Ara staff presentations in the programme cover a range of topics. Kylie Short explores how well patients understand health education provided to them. Julie Bowen-Withington looks at stimulating debate on the adoption of technology simulation in nursing education.  Also on simulation, Heather Josland & Dr Kaye Milligan examine inter-professional simulation opportunities.  Rachel Clarke explores new graduates’ use of health assessment skills.

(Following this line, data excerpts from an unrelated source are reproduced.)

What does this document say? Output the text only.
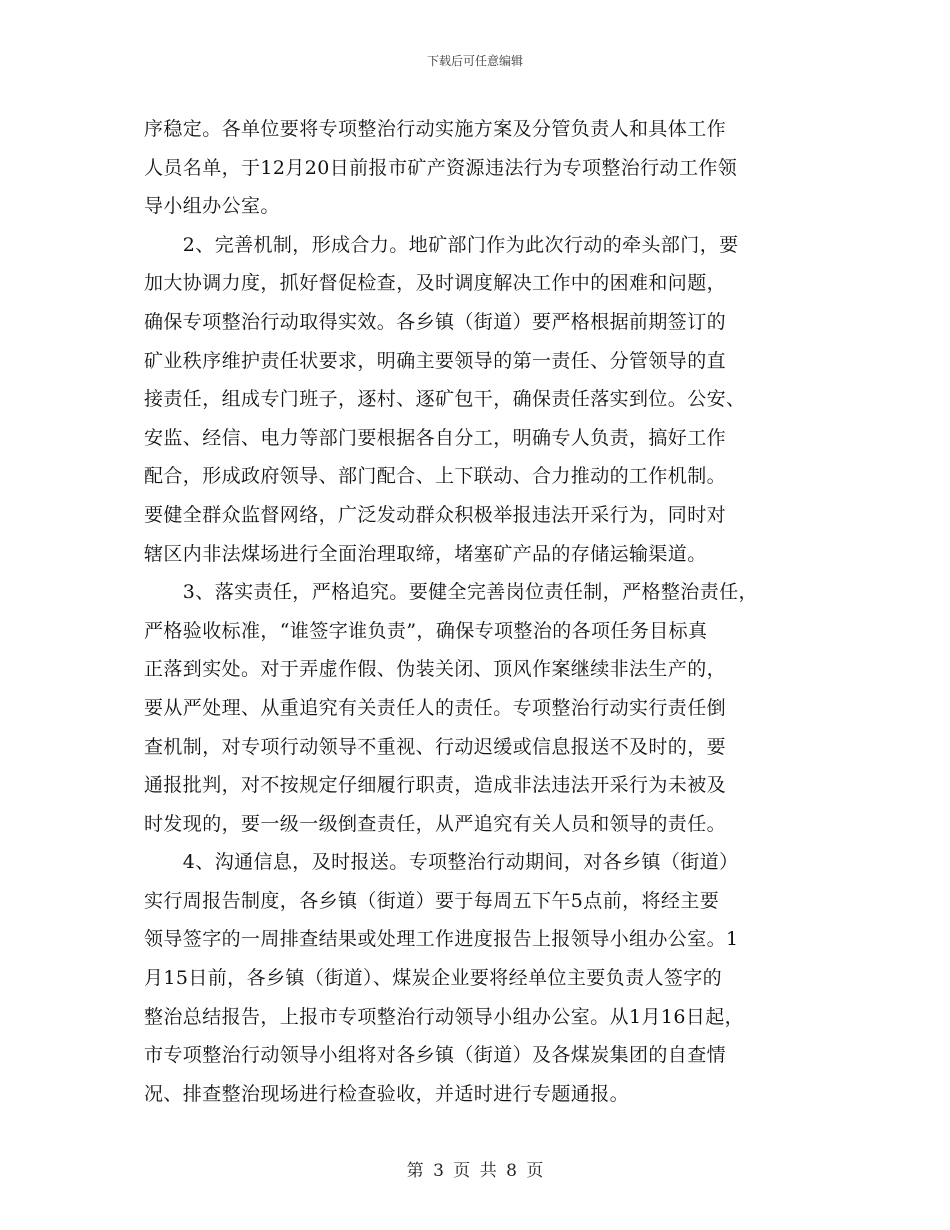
下载后可任意编辑
序稳定。各单位要将专项整治行动实施方案及分管负责人和具体工作
人员名单，于12月20日前报市矿产资源违法行为专项整治行动工作领
导小组办公室。
　　2、完善机制，形成合力。地矿部门作为此次行动的牵头部门，要
加大协调力度，抓好督促检查，及时调度解决工作中的困难和问题，
确保专项整治行动取得实效。各乡镇（街道）要严格根据前期签订的
矿业秩序维护责任状要求，明确主要领导的第一责任、分管领导的直
接责任，组成专门班子，逐村、逐矿包干，确保责任落实到位。公安、
安监、经信、电力等部门要根据各自分工，明确专人负责，搞好工作
配合，形成政府领导、部门配合、上下联动、合力推动的工作机制。
要健全群众监督网络，广泛发动群众积极举报违法开采行为，同时对
辖区内非法煤场进行全面治理取缔，堵塞矿产品的存储运输渠道。
　　3、落实责任，严格追究。要健全完善岗位责任制，严格整治责任，
严格验收标准，“谁签字谁负责”，确保专项整治的各项任务目标真
正落到实处。对于弄虚作假、伪装关闭、顶风作案继续非法生产的，
要从严处理、从重追究有关责任人的责任。专项整治行动实行责任倒
查机制，对专项行动领导不重视、行动迟缓或信息报送不及时的，要
通报批判，对不按规定仔细履行职责，造成非法违法开采行为未被及
时发现的，要一级一级倒查责任，从严追究有关人员和领导的责任。
　　4、沟通信息，及时报送。专项整治行动期间，对各乡镇（街道）
实行周报告制度，各乡镇（街道）要于每周五下午5点前，将经主要
领导签字的一周排查结果或处理工作进度报告上报领导小组办公室。1
月15日前，各乡镇（街道）、煤炭企业要将经单位主要负责人签字的
整治总结报告，上报市专项整治行动领导小组办公室。从1月16日起，
市专项整治行动领导小组将对各乡镇（街道）及各煤炭集团的自查情
况、排查整治现场进行检查验收，并适时进行专题通报。
第 3 页 共 8 页
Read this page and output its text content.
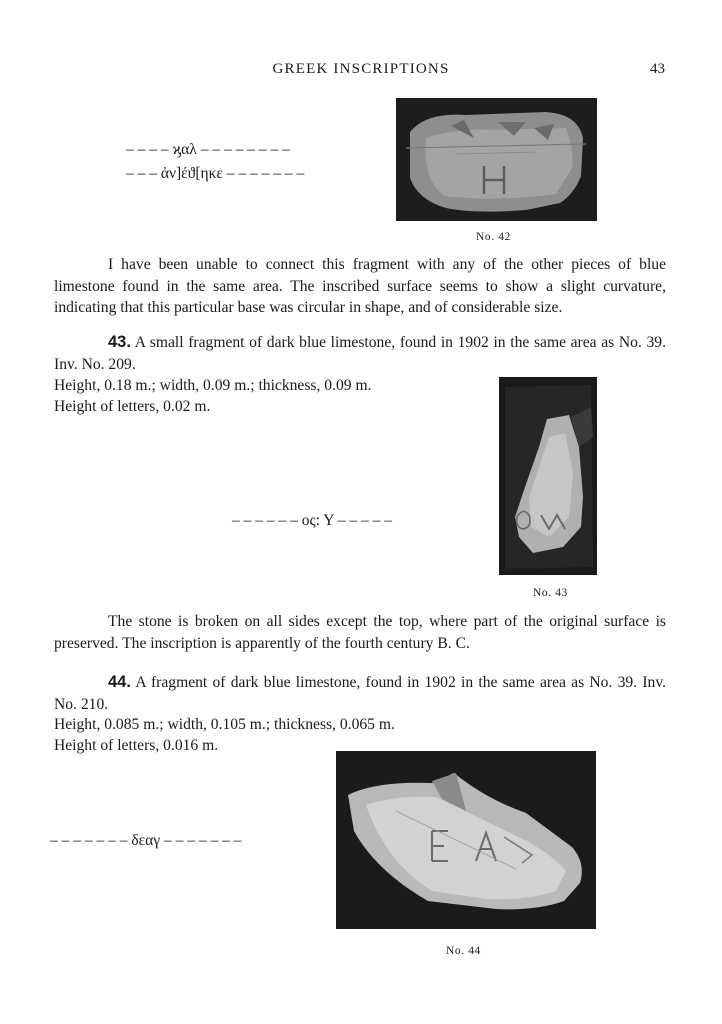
GREEK INSCRIPTIONS	43
– – – – ϗαλ – – – – – – – –
– – – ἀν]έϑ[ηκε – – – – – – –
No. 42
I have been unable to connect this fragment with any of the other pieces of blue limestone found in the same area. The inscribed surface seems to show a slight curvature, indicating that this particular base was circular in shape, and of considerable size.
43. A small fragment of dark blue limestone, found in 1902 in the same area as No. 39. Inv. No. 209.
Height, 0.18 m.; width, 0.09 m.; thickness, 0.09 m.
Height of letters, 0.02 m.
– – – – – – ος: Υ – – – – –
No. 43
The stone is broken on all sides except the top, where part of the original surface is preserved. The inscription is apparently of the fourth century B. C.
44. A fragment of dark blue limestone, found in 1902 in the same area as No. 39. Inv. No. 210.
Height, 0.085 m.; width, 0.105 m.; thickness, 0.065 m.
Height of letters, 0.016 m.
– – – – – – – δεαγ – – – – – – –
No. 44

Dr Isabel Jamieson looks at how to attract men into nursing and co-placements for nursing and Speech and Language Therapy students to work together as well as offering an overview of the demographics of students enrolled onto the fast track University of Canterbury/Ara masters/BN programme. Kirsten Gunn, with Tracey Bruce, looks at the inaugural Child Health Acceleration Programme (CHAP), a national programme developed jointly between the DHB and Ara, and the local education provider. Dr Nicky Davis explores students’ experience of the aged care sector while Dr Margaret Hughes presents the findings from her recent doctoral work about Direction and Delegation. Emma Ogden will also present her findings from her recent Master’s thesis about students’ choosing mental health nursing for their graduate year.